Miembro de la Junta Militar que se instala el 11 de septiembre de 1973. Nombrado Director General de Carabineros por los demás jefes del golpe.
Nació en 1918. Falleció el 13 de septiembre de 1996, de un cáncer de páncreas. Era casado y tenía dos hijos.
De la Escuela de Carabineros, egresó como brigadier en 1940. Ascendió a teniente en 1942; a capitán en 1953; a mayor en 1959; en 1965, a teniente coronel; en 1968 a coronel; en 1970 a general y en 1972 fue general inspector.
El 11 de septiembre era general, director de Bienestar y estaba en el décimo lugar del escalafón institucional.
El día 10 de septiembre de 1973, tras recibir un llamado del general Gustavo Leigh, comandante en jefe de la Fuerza Aérea -señalándole que debía asumir el mando de Carabineros-, aceptó ser parte del plan contra el gobierno de Salvador Allende.
Esa noche, los generales Mendoza y Yovane se instalan en la Escuela de suboficiales de Carabineros. Esta es la única unidad que no se había comprometido con el golpe.

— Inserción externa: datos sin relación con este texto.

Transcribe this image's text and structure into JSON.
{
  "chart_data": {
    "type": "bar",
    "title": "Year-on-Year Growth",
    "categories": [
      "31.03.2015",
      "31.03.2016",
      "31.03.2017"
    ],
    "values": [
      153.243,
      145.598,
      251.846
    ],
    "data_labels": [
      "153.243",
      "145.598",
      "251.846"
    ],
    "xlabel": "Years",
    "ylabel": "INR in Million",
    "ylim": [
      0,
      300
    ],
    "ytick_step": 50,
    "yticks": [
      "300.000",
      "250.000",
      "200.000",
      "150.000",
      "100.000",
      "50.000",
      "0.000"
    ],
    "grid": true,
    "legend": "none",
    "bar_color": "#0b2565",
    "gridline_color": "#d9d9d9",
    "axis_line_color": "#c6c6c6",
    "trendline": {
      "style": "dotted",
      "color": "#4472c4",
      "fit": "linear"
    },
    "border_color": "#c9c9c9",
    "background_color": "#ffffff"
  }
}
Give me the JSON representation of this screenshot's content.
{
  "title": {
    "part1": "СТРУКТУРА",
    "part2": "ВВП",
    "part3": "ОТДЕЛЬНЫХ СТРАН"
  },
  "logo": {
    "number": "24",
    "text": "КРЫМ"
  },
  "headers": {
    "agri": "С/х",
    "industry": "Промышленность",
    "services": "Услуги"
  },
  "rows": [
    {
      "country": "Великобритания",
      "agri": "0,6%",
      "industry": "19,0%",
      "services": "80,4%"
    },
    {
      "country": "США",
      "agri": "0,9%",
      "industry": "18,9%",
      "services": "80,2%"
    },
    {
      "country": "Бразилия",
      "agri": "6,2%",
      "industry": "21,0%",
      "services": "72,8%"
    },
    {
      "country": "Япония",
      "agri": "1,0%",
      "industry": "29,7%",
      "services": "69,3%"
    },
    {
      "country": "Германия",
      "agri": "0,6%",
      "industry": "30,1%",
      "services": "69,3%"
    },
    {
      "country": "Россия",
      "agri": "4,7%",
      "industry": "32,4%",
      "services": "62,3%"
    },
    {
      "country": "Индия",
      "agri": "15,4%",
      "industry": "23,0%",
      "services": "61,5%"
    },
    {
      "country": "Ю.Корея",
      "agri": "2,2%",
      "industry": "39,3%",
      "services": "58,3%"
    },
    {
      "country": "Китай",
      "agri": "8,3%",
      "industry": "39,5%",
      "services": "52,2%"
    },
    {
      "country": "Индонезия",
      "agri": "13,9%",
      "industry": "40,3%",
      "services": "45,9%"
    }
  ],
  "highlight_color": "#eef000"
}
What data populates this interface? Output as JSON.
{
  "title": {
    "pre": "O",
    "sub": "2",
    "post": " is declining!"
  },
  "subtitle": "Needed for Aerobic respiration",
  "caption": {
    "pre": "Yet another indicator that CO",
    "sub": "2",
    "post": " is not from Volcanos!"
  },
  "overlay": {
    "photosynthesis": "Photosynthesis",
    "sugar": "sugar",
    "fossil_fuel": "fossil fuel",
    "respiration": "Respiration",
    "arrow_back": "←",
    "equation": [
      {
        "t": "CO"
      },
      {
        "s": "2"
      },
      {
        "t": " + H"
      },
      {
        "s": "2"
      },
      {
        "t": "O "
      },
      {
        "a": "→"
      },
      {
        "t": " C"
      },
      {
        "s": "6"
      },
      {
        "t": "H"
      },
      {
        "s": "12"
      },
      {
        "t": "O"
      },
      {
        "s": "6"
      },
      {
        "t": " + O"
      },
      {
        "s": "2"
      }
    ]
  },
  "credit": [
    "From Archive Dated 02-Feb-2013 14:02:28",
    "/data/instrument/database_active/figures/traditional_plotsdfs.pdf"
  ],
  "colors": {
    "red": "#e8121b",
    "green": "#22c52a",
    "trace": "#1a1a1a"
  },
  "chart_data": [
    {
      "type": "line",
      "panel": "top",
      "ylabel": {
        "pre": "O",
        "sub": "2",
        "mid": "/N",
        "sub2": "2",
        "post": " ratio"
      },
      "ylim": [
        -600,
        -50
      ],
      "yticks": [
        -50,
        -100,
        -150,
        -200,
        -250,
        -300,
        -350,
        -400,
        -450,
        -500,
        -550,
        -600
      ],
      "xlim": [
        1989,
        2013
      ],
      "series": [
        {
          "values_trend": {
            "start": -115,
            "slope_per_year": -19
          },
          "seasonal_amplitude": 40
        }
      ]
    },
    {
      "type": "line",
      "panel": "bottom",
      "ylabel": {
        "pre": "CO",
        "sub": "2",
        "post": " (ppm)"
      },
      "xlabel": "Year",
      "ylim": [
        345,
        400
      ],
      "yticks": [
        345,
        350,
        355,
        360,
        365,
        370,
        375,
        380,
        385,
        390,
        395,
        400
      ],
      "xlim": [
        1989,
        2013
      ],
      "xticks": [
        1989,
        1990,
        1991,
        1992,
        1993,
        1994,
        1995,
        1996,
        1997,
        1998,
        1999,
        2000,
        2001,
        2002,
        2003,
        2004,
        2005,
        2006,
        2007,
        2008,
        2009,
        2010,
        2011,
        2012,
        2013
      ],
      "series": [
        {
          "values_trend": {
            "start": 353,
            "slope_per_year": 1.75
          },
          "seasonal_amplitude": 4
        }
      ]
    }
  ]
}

El día del golpe, copó la Central de Comunicaciones de Carabineros, junto a Arturo Yovane. De acuerdo a la organización de los puestos de combate para el día del golpe, Carabineros no aparece con un determinado lugar. Se cree que podría haber sido el Puesto Nº 4, ubicado en la Central de Comunicación de esa institución. El 11 de septiembre, aparece en la vida pública nacional, firmando la primera proclama de la Junta Militar, desplazando al director general de Carabineros, general José María Sepúlveda, que se encontraba en La Moneda apoyando a Salvador Allende. Por primera vez, Carabineros integraba una Junta Militar de Gobierno. Hasta ese entonces, Carabineros era una fuerza de servicio público, dependiente del Ministerio del Interior y no formaba parte de las Fuerzas Armadas.
En 1985 se produjo la muerte de José Manuel Parada, Manuel Guerrero y Santiago Nattino, profesionales comunistas degollados por funcionarios de Carabineros, hecho que puso en jaque la permanencia del general Mendoza en el gobierno y al mando de la institución uniformada. Inicialmente, se señaló que se trataba de "un ajuste de cuentas entre comunistas". Sin embargo, las investigaciones realizadas por el juez José Cánovas fueron determinantes: la Dirección de Comunicaciones de Carabineros, Dicomcar, estaba involucrada en el asesinato. El juez Cánovas llegó a estas conclusiones gracias a los antecedentes aportados por la Central Nacional de Informaciones (CNI), que buscaba no verse involucrada en este crimen. Presentó su renuncia el 2 de agosto de 1985. Célebre sería su frase al respecto: "Se está desgranando el choclo".
En 1991 el ex director de Carabineros apareció nuevamente vinculado a un caso judicial, cuando fue procesado por injurias a raíz de una querella que la ex diputada María Maluenda, madre de José Manuel Parada, interpuso en su contra por declaraciones entregadas por el general a una revista.
El 26 de marzo de 1992, en un nuevo caso judicial, fue encargado reo por el ministro en visita Milton Juica, por el delito de encubridor de asociación ilícita terrorista. Obtuvo la libertad provisional el 24 de abril, previo pago de fianza. Después de su renuncia se dedicó a la equitación y a integrar el Consejo Superior de la Universidad Las Condes, creada en 1990.
Salvador Allende, en su último discurso desde La Moneda asediada, registró para la historia a Mendoza: "el general rastrero".